The Tech-Sounding Math-Free Degree!

Surely the solution to all our problems! Maths is completely broken at 2nd level, we are not in a position to fix it, so go with the flow and extract all math content from our 3rd and 4th level courses!

This would result in more students eager to do such a course (its easy!), no problems with retention (no-one fails!), and lots of graduates who will get jobs with companies starved of technical know-how. And while we are at it if its an ICT course take out the programming and software development skills as well, as they are hard to teach and hard to learn. 

All of our quality monitors would be quite happy with this, in fact such a course would pass completely under the quality radar. The statistics on completion rates etc. would look great, and no-one would complain. Certainly not the graduates who would think they were the bees knees and expect to quickly get to well-paid top management positions where their lack of technical skills would not be an issue.

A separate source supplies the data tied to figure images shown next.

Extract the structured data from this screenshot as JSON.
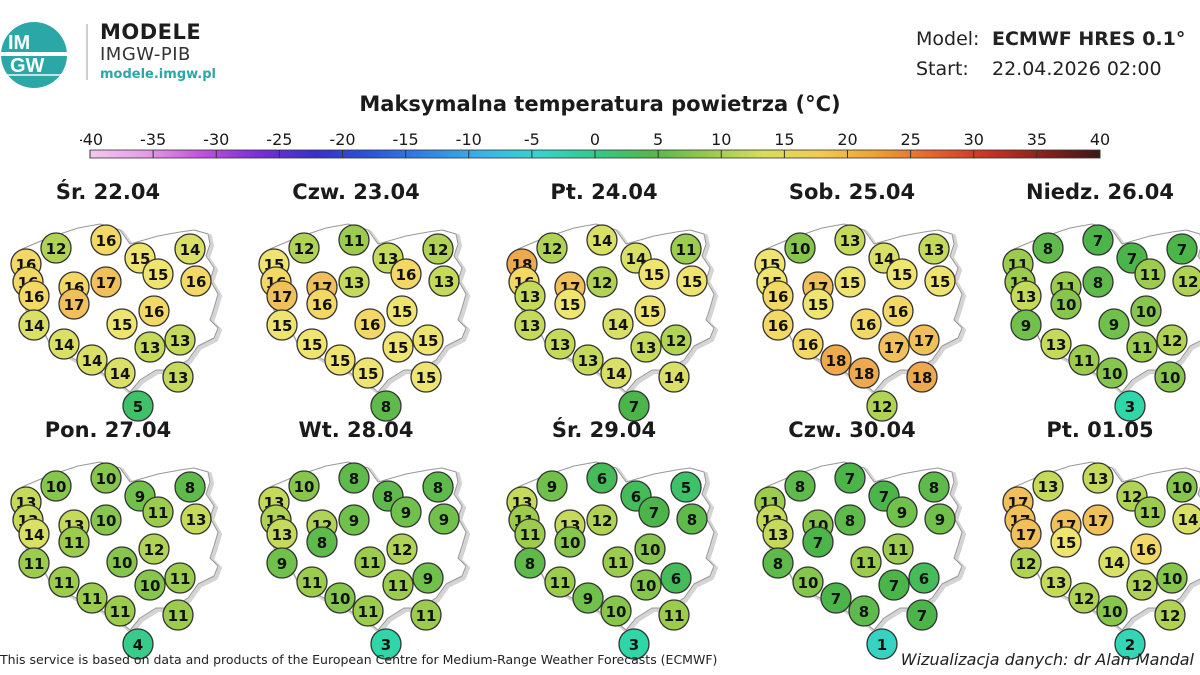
{
  "header": {
    "logo_text": "IMGW",
    "brand_title": "MODELE",
    "brand_sub": "IMGW-PIB",
    "brand_url": "modele.imgw.pl",
    "model_label": "Model:",
    "model_value": "ECMWF HRES 0.1°",
    "start_label": "Start:",
    "start_value": "22.04.2026 02:00"
  },
  "title": "Maksymalna temperatura powietrza (°C)",
  "scale": {
    "ticks": [
      "-40",
      "-35",
      "-30",
      "-25",
      "-20",
      "-15",
      "-10",
      "-5",
      "0",
      "5",
      "10",
      "15",
      "20",
      "25",
      "30",
      "35",
      "40"
    ],
    "colors": [
      "#f3c8f0",
      "#e79ae7",
      "#c54fe0",
      "#7a2ed6",
      "#3930c8",
      "#2a56d8",
      "#2e86e6",
      "#39b3ec",
      "#38d3cf",
      "#32c98a",
      "#53b84a",
      "#97c94a",
      "#d7dd5c",
      "#f2cb50",
      "#f0a032",
      "#e4652a",
      "#c63424",
      "#8a1f1c",
      "#3a1818"
    ]
  },
  "days": [
    {
      "label": "Śr. 22.04",
      "values": [
        16,
        12,
        16,
        15,
        14,
        16,
        16,
        17,
        15,
        16,
        16,
        17,
        16,
        14,
        15,
        13,
        14,
        13,
        14,
        14,
        13,
        5
      ]
    },
    {
      "label": "Czw. 23.04",
      "values": [
        15,
        12,
        11,
        13,
        12,
        16,
        17,
        13,
        16,
        13,
        17,
        16,
        15,
        15,
        16,
        15,
        15,
        15,
        15,
        15,
        15,
        8
      ]
    },
    {
      "label": "Pt. 24.04",
      "values": [
        18,
        12,
        14,
        14,
        11,
        16,
        17,
        12,
        15,
        15,
        13,
        15,
        15,
        13,
        14,
        12,
        13,
        13,
        13,
        14,
        14,
        7
      ]
    },
    {
      "label": "Sob. 25.04",
      "values": [
        15,
        10,
        13,
        14,
        13,
        15,
        17,
        15,
        15,
        15,
        16,
        15,
        16,
        16,
        16,
        17,
        16,
        17,
        18,
        18,
        18,
        12
      ]
    },
    {
      "label": "Niedz. 26.04",
      "values": [
        11,
        8,
        7,
        7,
        7,
        11,
        11,
        8,
        11,
        12,
        13,
        10,
        10,
        9,
        9,
        12,
        13,
        11,
        11,
        10,
        10,
        3
      ]
    },
    {
      "label": "Pon. 27.04",
      "values": [
        13,
        10,
        10,
        9,
        8,
        13,
        13,
        10,
        11,
        13,
        14,
        11,
        12,
        11,
        10,
        11,
        11,
        10,
        11,
        11,
        11,
        4
      ]
    },
    {
      "label": "Wt. 28.04",
      "values": [
        13,
        10,
        8,
        8,
        8,
        12,
        12,
        9,
        9,
        9,
        13,
        8,
        12,
        9,
        11,
        9,
        11,
        11,
        10,
        11,
        11,
        3
      ]
    },
    {
      "label": "Śr. 29.04",
      "values": [
        13,
        9,
        6,
        6,
        5,
        11,
        13,
        12,
        7,
        8,
        11,
        10,
        10,
        8,
        11,
        6,
        11,
        10,
        9,
        10,
        11,
        3
      ]
    },
    {
      "label": "Czw. 30.04",
      "values": [
        11,
        8,
        7,
        7,
        8,
        13,
        10,
        8,
        9,
        9,
        13,
        7,
        11,
        8,
        11,
        6,
        10,
        7,
        7,
        8,
        7,
        1
      ]
    },
    {
      "label": "Pt. 01.05",
      "values": [
        17,
        13,
        13,
        12,
        10,
        17,
        17,
        17,
        11,
        14,
        17,
        15,
        16,
        12,
        14,
        10,
        13,
        12,
        12,
        10,
        12,
        2
      ]
    }
  ],
  "footer": {
    "left": "This service is based on data and products of the European Centre for Medium-Range Weather Forecasts (ECMWF)",
    "right": "Wizualizacja danych: dr Alan Mandal"
  }
}
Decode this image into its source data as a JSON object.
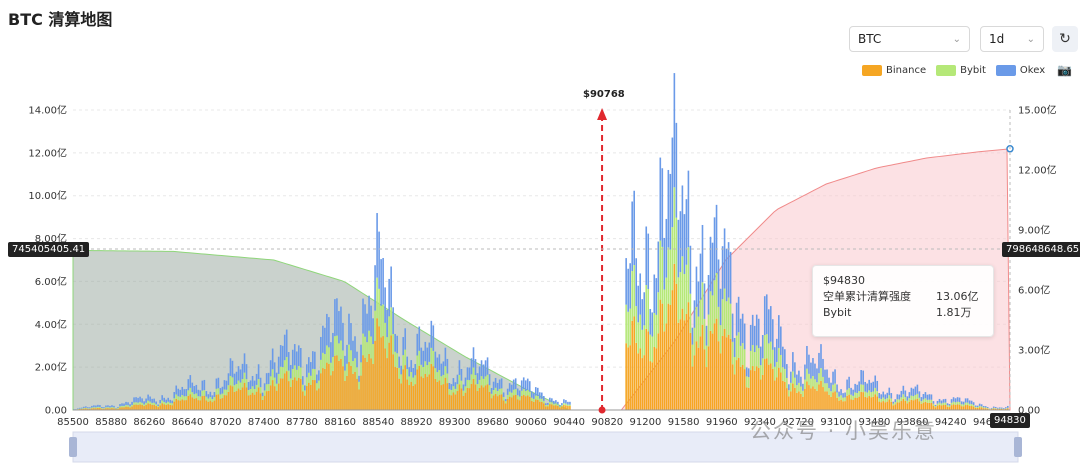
{
  "header": {
    "title": "BTC 清算地图"
  },
  "controls": {
    "coin": "BTC",
    "period": "1d"
  },
  "legend": [
    {
      "name": "Binance",
      "color": "#f5a623"
    },
    {
      "name": "Bybit",
      "color": "#b5e878"
    },
    {
      "name": "Okex",
      "color": "#6a9ae8"
    }
  ],
  "tooltip": {
    "price": "$94830",
    "rows": [
      {
        "label": "空单累计清算强度",
        "value": "13.06亿"
      },
      {
        "label": "Bybit",
        "value": "1.81万"
      }
    ]
  },
  "badges": {
    "left": "745405405.41",
    "right": "798648648.65",
    "x": "94830"
  },
  "marker": "$90768",
  "watermark": "公众号 · 小吴乐意",
  "chart_data": {
    "type": "bar",
    "title": "BTC 清算地图",
    "x_ticks": [
      "85500",
      "85880",
      "86260",
      "86640",
      "87020",
      "87400",
      "87780",
      "88160",
      "88540",
      "88920",
      "89300",
      "89680",
      "90060",
      "90440",
      "90820",
      "91200",
      "91580",
      "91960",
      "92340",
      "92720",
      "93100",
      "93480",
      "93860",
      "94240",
      "94620"
    ],
    "xlim": [
      85500,
      94830
    ],
    "left_axis": {
      "ticks": [
        "0.00",
        "2.00亿",
        "4.00亿",
        "6.00亿",
        "8.00亿",
        "10.00亿",
        "12.00亿",
        "14.00亿"
      ],
      "ylim": [
        0,
        14
      ],
      "unit": "亿"
    },
    "right_axis": {
      "ticks": [
        "0.00",
        "3.00亿",
        "6.00亿",
        "9.00亿",
        "12.00亿",
        "15.00亿"
      ],
      "ylim": [
        0,
        15
      ],
      "unit": "亿"
    },
    "current_price": 90768,
    "series": [
      {
        "name": "Binance",
        "color": "#f5a623",
        "x": [
          85500,
          85900,
          86300,
          86700,
          87100,
          87500,
          87900,
          88300,
          88540,
          88700,
          88900,
          89300,
          89700,
          90100,
          90440,
          91000,
          91100,
          91300,
          91500,
          91700,
          91900,
          92300,
          92700,
          93100,
          93500,
          93900,
          94300,
          94700
        ],
        "values": [
          0.03,
          0.1,
          0.25,
          0.5,
          0.8,
          1.1,
          1.5,
          2.1,
          2.9,
          2.3,
          1.6,
          1.1,
          0.8,
          0.4,
          0.15,
          2.6,
          3.3,
          3.9,
          4.4,
          4.0,
          3.0,
          1.9,
          1.1,
          0.7,
          0.5,
          0.35,
          0.2,
          0.05
        ]
      },
      {
        "name": "Bybit",
        "color": "#b5e878",
        "x": [
          85500,
          85900,
          86300,
          86700,
          87100,
          87500,
          87900,
          88300,
          88540,
          88700,
          88900,
          89300,
          89700,
          90100,
          90440,
          91000,
          91100,
          91300,
          91500,
          91700,
          91900,
          92300,
          92700,
          93100,
          93500,
          93900,
          94300,
          94700
        ],
        "values": [
          0.01,
          0.05,
          0.1,
          0.2,
          0.3,
          0.4,
          0.55,
          0.75,
          1.3,
          0.8,
          0.55,
          0.4,
          0.3,
          0.15,
          0.05,
          1.5,
          1.8,
          2.1,
          2.3,
          2.0,
          1.5,
          0.9,
          0.5,
          0.3,
          0.2,
          0.15,
          0.1,
          0.02
        ]
      },
      {
        "name": "Okex",
        "color": "#6a9ae8",
        "x": [
          85500,
          85900,
          86300,
          86700,
          87100,
          87500,
          87900,
          88300,
          88540,
          88700,
          88900,
          89300,
          89700,
          90100,
          90440,
          91000,
          91100,
          91300,
          91500,
          91700,
          91900,
          92300,
          92700,
          93100,
          93500,
          93900,
          94300,
          94700
        ],
        "values": [
          0.02,
          0.1,
          0.2,
          0.35,
          0.5,
          0.7,
          0.9,
          1.3,
          1.8,
          1.0,
          0.8,
          0.6,
          0.5,
          0.3,
          0.1,
          1.7,
          2.4,
          2.7,
          3.0,
          2.6,
          2.0,
          1.3,
          0.8,
          0.5,
          0.35,
          0.25,
          0.15,
          0.05
        ]
      }
    ],
    "cumulative_long": {
      "x": [
        85500,
        86500,
        87500,
        88200,
        88800,
        89400,
        90000,
        90440
      ],
      "values": [
        7.45,
        7.4,
        7.0,
        6.0,
        4.2,
        2.5,
        1.0,
        0
      ]
    },
    "cumulative_short": {
      "x": [
        90960,
        91500,
        92000,
        92500,
        93000,
        93500,
        94000,
        94500,
        94830
      ],
      "values": [
        0,
        3.5,
        7.5,
        10.0,
        11.3,
        12.1,
        12.6,
        12.9,
        13.06
      ]
    },
    "grid": true,
    "legend_position": "top-right"
  }
}
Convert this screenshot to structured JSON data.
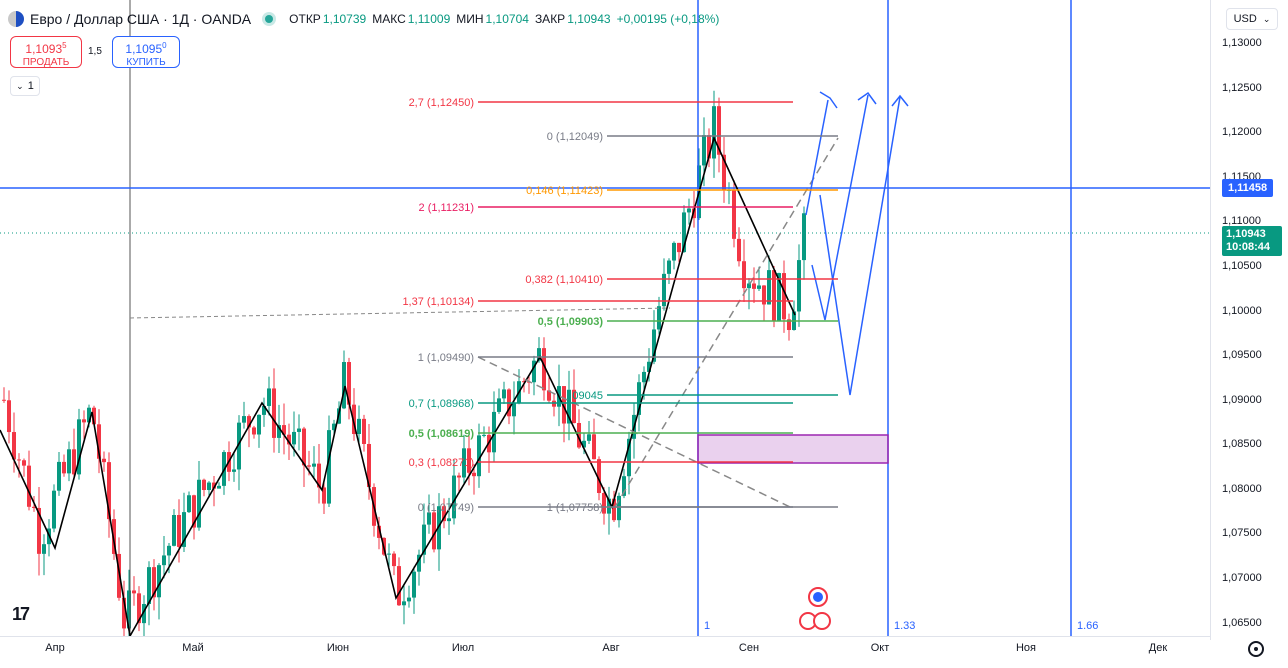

(Occasionally I do get such a graduate coming to me with top honours in such a degree and enquiring about doing a Ph.D. It is difficult to explain to them that they have been sold a pup in terms of their 3rd level education, and that there is no way in the world that they would be able for a computing Ph.D.)

And of course the problem wouldn't be solved, just pushed up the food chain. It’s the aghast employer who learns to their horror that the honours science graduate can’t do long division. 

Meanwhile big multi-nationals, while going along with the myth of our world class education system, grumble amongst themselves, quietly import people from abroad to do the hard technical stuff, and plan their departure from our shores.

To avoid such dumbing down (for that is what it is) we urgently need to fix math at 2nd level. Here is where “Project Maths” comes in, which seems to have gone from being a blatant political fig-leaf (politicians must of course be seen to be “doing something”), to being the fount of all our hopes. Frankly the jury is out on Project Math. I have heard good and bad reports. Let us hope it lives up to its billing, as there is a lot riding on it.

Meanwhile in DCU we will continue to insist that graduates emerging from our computing degree courses will have strong technical skills. This is why employers consistently indicate a preference for our graduates. If this means taking the occasional hit from an ill-informed media about poor retention rates, then so be it.